Head of Russian Central Bank Elvira Nabiulina, Russia’s Finance Minister Anton Siluanov, and Russian Economic Development Minister Maxim Oreshkin attend a session of the St Petersburg International Economic Forum in St Petersburg, Russia. PHOTO: AP

Senior emerging market sovereign analyst at BlueBay Asset Management Tim Ash tweeted that the default “is clearly not” beyond Russia’s control and that sanctions are preventing it from paying its debts because it invaded Ukraine.

Here are key things to know.

HOW MUCH DOES RUSSIA OWE?

About USD40 billion in foreign bonds, about half of that to foreigners. Before the start of the war, Russia had around USD640 billion in foreign currency and gold reserves, much of which was held overseas and is now frozen.

Russia has not defaulted on its international debts since the Bolshevik Revolution more than a century ago, when the Russian Empire collapsed and the Soviet Union was created. Russia defaulted on its domestic debts in the late 1990s but was able to recover from that default with the help of international aid.

Investors have expected Russia to default for months. Insurance contracts that cover Russian debt have priced a 80 per cent likelihood of default for weeks, and rating agencies like Standard & Poor’s and Moody’s have placed the country’s debt deep into junk territory.

HOW DO YOU KNOW IF A COUNTRY IS IN DEFAULT?

Ratings agencies can lower the rating to default or a court can decide the issue. Bondholders who have credit default swaps – contracts that act like insurance policies against default – can ask a committee of financial firm representatives to decide whether a failure to pay debt should trigger a payout, which still isn’t a formal declaration of default.

The Credit Default Determination Committee – an industry group of banks and investment funds – ruled on June 7 that Russia had failed to pay required additional interest after making a payment on a bond after the April 4 due date. But the committee put off taking further action due to uncertainty over how sanctions might affect any settlement.

WHAT CAN INVESTORS DO?

The formal way to declare default is if 25 per cent or more of bondholders say they didn’t get their money. Once that happens, provisions say all Russia’s other foreign bonds are also in default, and bondholders could then seek a court judgement.

In normal circumstances, investors and the defaulting government typically negotiate a settlement in which bondholders are given new bonds that are worth less but that at least give them some partial compensation. But sanctions bar dealings with Russia’s Finance Ministry.

In this case, declaring default and suing “might not be the wisest choice”, Auslander said.
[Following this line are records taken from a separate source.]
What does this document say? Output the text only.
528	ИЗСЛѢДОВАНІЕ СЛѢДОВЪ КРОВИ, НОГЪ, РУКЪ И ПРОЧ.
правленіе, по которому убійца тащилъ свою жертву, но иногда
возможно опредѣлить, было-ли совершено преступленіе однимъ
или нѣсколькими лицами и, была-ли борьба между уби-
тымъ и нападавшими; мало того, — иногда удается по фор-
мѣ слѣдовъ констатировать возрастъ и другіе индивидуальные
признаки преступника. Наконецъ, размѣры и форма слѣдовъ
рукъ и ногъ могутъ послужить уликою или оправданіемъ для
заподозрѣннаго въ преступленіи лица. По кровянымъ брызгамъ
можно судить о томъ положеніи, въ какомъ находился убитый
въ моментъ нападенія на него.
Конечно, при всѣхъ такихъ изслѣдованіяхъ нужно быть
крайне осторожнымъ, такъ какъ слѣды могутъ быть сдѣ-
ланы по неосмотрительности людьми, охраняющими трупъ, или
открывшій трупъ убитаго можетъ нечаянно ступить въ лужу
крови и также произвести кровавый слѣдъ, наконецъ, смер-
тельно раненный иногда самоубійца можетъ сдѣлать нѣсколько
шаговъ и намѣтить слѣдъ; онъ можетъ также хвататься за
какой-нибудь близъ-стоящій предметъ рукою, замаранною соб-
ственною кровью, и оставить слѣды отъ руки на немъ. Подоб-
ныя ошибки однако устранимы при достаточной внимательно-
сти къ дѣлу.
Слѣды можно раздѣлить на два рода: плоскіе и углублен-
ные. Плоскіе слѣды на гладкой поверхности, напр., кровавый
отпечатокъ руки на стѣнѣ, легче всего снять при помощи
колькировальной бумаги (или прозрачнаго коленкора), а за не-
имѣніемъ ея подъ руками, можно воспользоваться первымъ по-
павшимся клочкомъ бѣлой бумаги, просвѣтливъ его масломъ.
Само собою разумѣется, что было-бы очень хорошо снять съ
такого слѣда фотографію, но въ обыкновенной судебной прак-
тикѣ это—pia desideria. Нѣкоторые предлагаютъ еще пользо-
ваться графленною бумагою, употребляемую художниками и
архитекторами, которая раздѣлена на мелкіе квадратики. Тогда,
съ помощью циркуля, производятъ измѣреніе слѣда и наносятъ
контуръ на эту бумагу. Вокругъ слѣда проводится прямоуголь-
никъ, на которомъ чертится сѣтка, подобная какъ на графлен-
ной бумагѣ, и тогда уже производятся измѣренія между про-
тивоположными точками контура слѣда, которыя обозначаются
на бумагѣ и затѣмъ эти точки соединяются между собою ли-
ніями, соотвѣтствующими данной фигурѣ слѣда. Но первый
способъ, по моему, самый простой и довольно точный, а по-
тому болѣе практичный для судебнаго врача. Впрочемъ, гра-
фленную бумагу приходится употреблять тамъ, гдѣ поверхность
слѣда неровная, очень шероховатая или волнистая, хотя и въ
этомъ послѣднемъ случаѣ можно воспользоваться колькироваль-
It’s not possible to negotiate with Russia and there are so many unknowns, so creditors may decide to “hang tight for now”.
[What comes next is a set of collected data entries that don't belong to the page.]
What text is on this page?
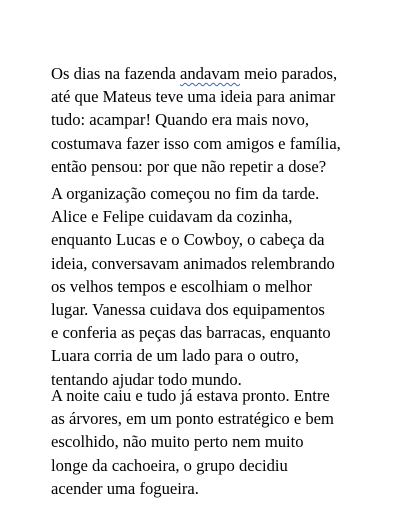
Os dias na fazenda andavam meio parados,
até que Mateus teve uma ideia para animar
tudo: acampar! Quando era mais novo,
costumava fazer isso com amigos e família,
então pensou: por que não repetir a dose?

A organização começou no fim da tarde.
Alice e Felipe cuidavam da cozinha,
enquanto Lucas e o Cowboy, o cabeça da
ideia, conversavam animados relembrando
os velhos tempos e escolhiam o melhor
lugar. Vanessa cuidava dos equipamentos
e conferia as peças das barracas, enquanto
Luara corria de um lado para o outro,
tentando ajudar todo mundo.

A noite caiu e tudo já estava pronto. Entre
as árvores, em um ponto estratégico e bem
escolhido, não muito perto nem muito
longe da cachoeira, o grupo decidiu
acender uma fogueira.
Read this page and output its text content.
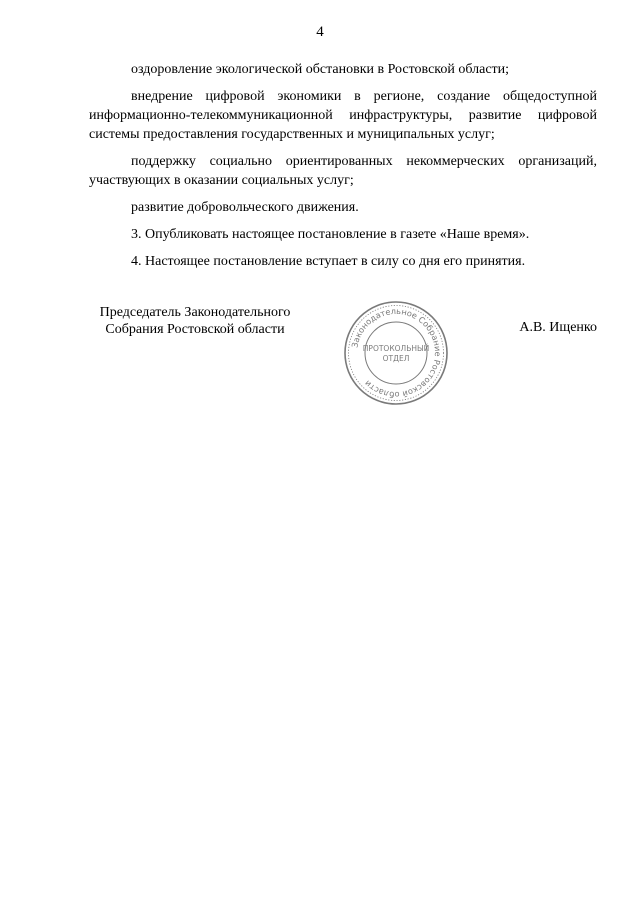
4

оздоровление экологической обстановки в Ростовской области;

внедрение цифровой экономики в регионе, создание общедоступной информационно-телекоммуникационной инфраструктуры, развитие цифровой системы предоставления государственных и муниципальных услуг;

поддержку социально ориентированных некоммерческих организаций, участвующих в оказании социальных услуг;

развитие добровольческого движения.

3. Опубликовать настоящее постановление в газете «Наше время».

4. Настоящее постановление вступает в силу со дня его принятия.

Председатель Законодательного
Собрания Ростовской области
Законодательное Собрание Ростовской области
ПРОТОКОЛЬНЫЙ
ОТДЕЛ
А.В. Ищенко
Investors who wanted out of Russian debt have probably already headed for the exits, leaving those who may have bought bonds at lower prices in hopes of profiting from a settlement in the long run.
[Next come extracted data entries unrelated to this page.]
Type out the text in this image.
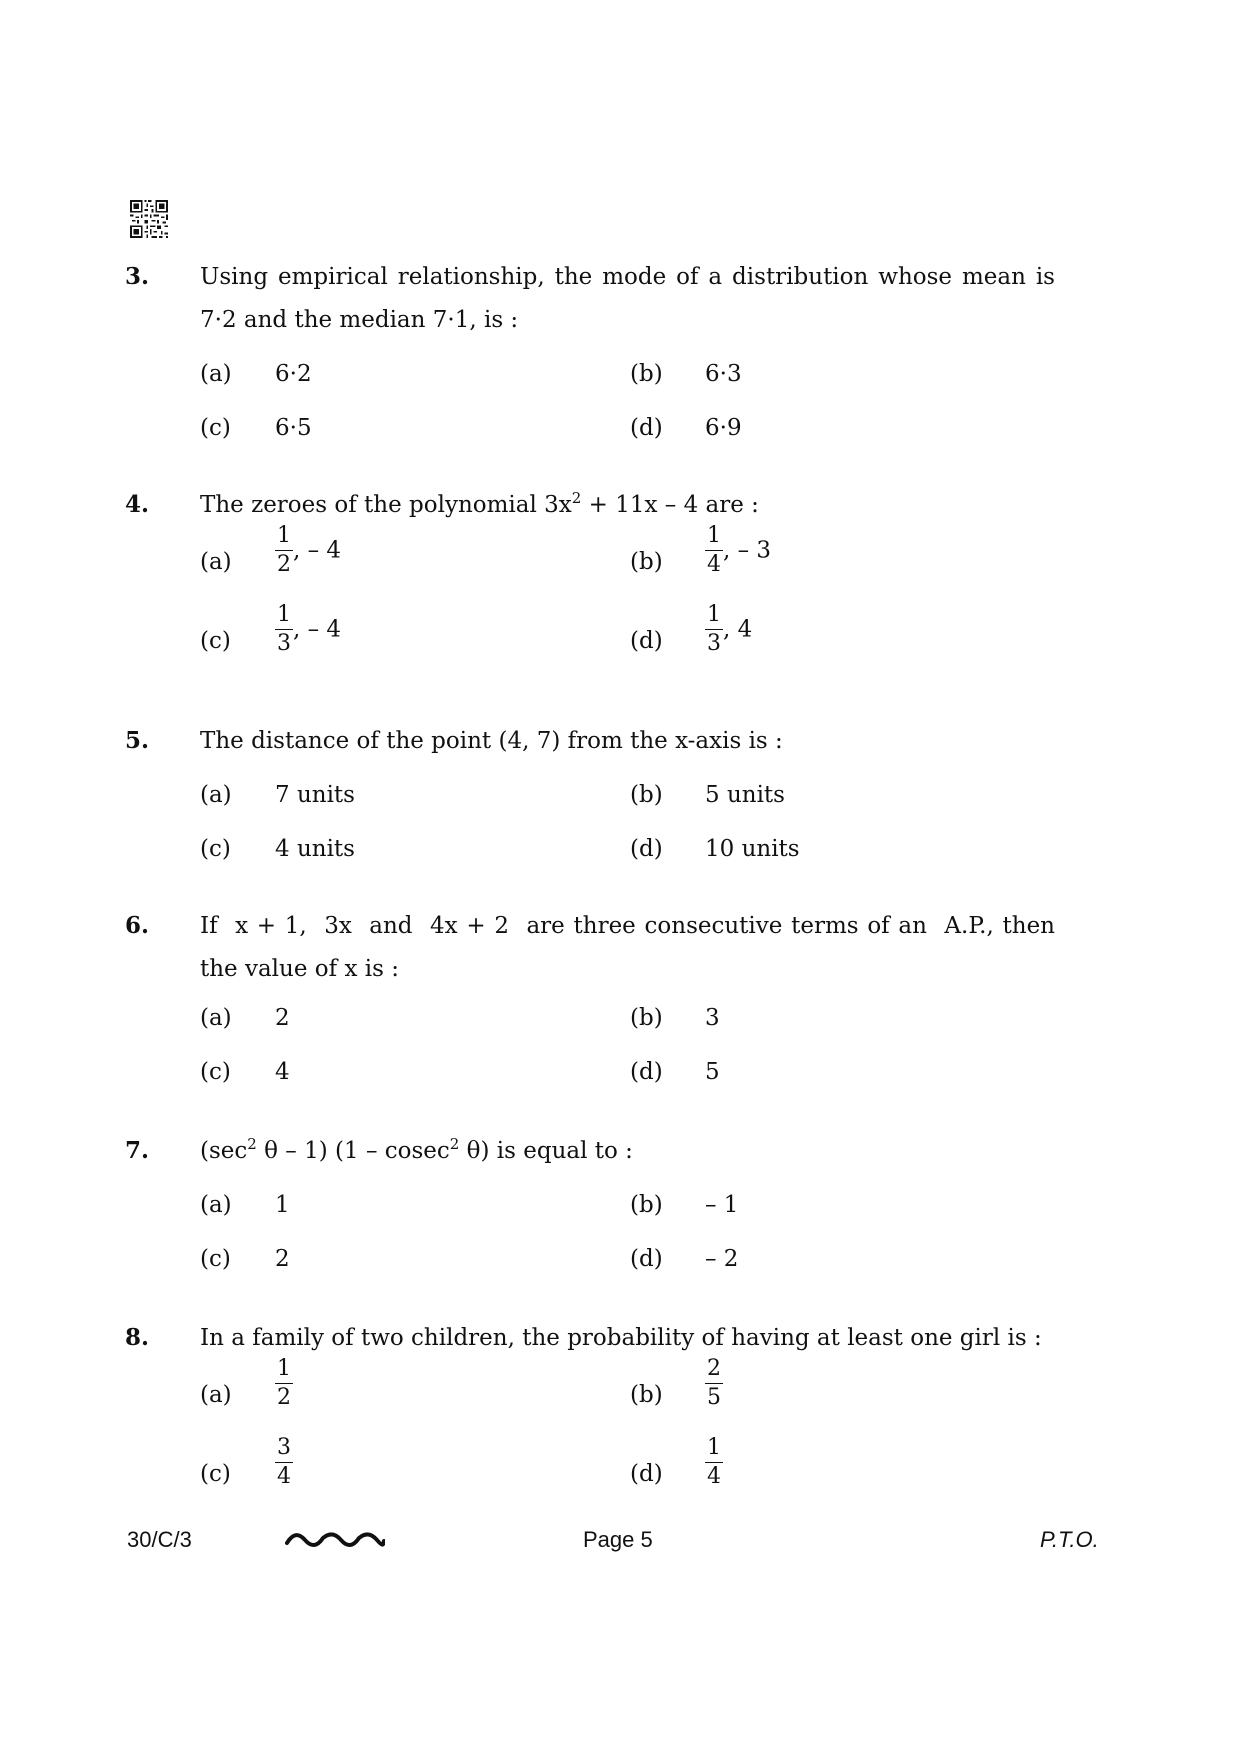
3. Using empirical relationship, the mode of a distribution whose mean is 7·2 and the median 7·1, is :
(a) 6·2	(b) 6·3
(c) 6·5	(d) 6·9
4. The zeroes of the polynomial $3x^2 + 11x - 4$ are :
$(a) \frac{1}{2}$ , – 4	$(b) \frac{1}{4}$ , – 3
$(c) \frac{1}{3}$ , – 4	$(d) \frac{1}{3}$ , 4
5. The distance of the point (4, 7) from the x-axis is :
(a) 7 units	(b) 5 units
(c) 4 units	(d) 10 units
6. If  x + 1,  3x  and  4x + 2  are three consecutive terms of an  A.P., then the value of x is :
(a) 2	(b) 3
(c) 4	(d) 5
7. ($\sec^2$ θ – 1) (1 – cosec$^2$ θ) is equal to :
(a) 1	(b) – 1
(c) 2	(d) – 2
8. In a family of two children, the probability of having at least one girl is :
$(a) \frac{1}{2}$	$(b) \frac{2}{5}$
$(c) \frac{3}{4}$	$(d) \frac{1}{4}$
30/C/3	Page 5	P.T.O.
Once a country defaults, it can be cut off from bond-market borrowing until the default is sorted out and investors regain confidence in the government’s ability and willingness to pay.

But Russia has already been cut off from Western capital markets, so any return to borrowing is a long way off anyway.

The Kremlin can still borrow rubles at home, where it mostly relies on Russian banks to buy its bonds.

WHAT WOULD BE THE IMPACT OF RUSSIA’S DEFAULT?

Western sanctions over the war have sent foreign companies fleeing from Russia and interrupted the country’s trade and financial ties with the rest of the world.

Investment analysts are cautiously reckoning that a Russia default would not have a huge impact on global financial markets and institutions.

Holders of the bonds – for instance, funds that invest in emerging market bonds – could take serious losses. Russia, however, played only a small role in emerging market bond indexes, limiting the losses to fund investors.

While the war itself is having devastating consequences, default on government bonds would be “definitely not systemically relevant”, International Monetary Fund Managing Director Kristalina Georgieva has said.